Sonntag, 30.04.2023 / 13:15 Uhr

Türkisches Wahlversprechen: Weg mit den Syrern

Von
Thomas von der Osten-Sacken

Überall in der Region leben Millionen Menschen aus Syrien in Camps, Bild: Flüchtlingslager im Nordirak, Quelle: Thomas v. der Osten-Sacken

Vor allem die türkische Opposition gegen Erdogan wirbt mit dem Versprechen, Millionen syrische Flüchtlinge "nach Hause" schicken zu wollen. 

 

Für Qantara berichtet Elmas Topcu über eine sehr hässliche Seite des türkischen Wahlkampfs: Angesichts der chronischen Wirtschaftskrise, von Inflation und wachsender Armut sinkt in der Gesellschaft  die Akzeptanz für die Millionen von Syrerinnen und Syrer, die als Flüchtlinge im Land leben. Seit Beginn des Wahlkampfes versprach das Oppositionsbündnis deshalb, sollte es an die Macht kommen, eine härtere Gangart gegen Flüchtlinge und kritisierte die Politik der herrschenden AKP, die wiederum auf die Kritik reagierte, indem sie wesentlich repressiver gegen Flüchtlinge aus Syrien vorgeht:

Fast alle Parteien treten mit dem Versprechen an, nach einem Wahlsieg fast vier Millionen Syrer umgehend in ihre Heimat zurückzuschicken. Nur das prokurdische Grün-Links-Bündnis ist dagegen. 

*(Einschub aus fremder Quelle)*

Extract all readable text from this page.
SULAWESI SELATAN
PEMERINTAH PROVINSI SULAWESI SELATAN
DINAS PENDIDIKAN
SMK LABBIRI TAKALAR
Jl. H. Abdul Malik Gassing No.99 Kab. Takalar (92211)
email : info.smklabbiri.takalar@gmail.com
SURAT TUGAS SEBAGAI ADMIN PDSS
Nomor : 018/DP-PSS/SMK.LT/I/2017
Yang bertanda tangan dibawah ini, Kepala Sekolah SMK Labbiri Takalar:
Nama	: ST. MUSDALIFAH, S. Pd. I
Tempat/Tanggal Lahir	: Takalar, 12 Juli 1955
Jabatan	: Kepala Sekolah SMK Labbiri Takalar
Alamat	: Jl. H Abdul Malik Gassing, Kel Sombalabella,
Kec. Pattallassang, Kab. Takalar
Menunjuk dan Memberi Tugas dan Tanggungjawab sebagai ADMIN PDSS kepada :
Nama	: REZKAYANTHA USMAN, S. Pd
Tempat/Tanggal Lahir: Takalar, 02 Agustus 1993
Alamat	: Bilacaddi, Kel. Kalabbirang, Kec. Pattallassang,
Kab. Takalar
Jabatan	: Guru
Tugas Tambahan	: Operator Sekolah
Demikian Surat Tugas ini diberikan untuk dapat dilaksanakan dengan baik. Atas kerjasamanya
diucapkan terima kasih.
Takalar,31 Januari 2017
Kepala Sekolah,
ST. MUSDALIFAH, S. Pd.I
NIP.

Vor allem Kemal Kilicdaroglu, Chef der Oppositionspartei CHP und Präsidentschaftskandidat der größten Oppositionsallianz, hat den Unmut in der Bevölkerung früh gespürt und schon vor einigen Jahren die Flüchtlingspolitik zu einem seiner Schwerpunkte gemacht. Er verspricht, nach einem Sieg mit dem syrischen Regime über die Rückkehr der Flüchtlinge zu verhandeln.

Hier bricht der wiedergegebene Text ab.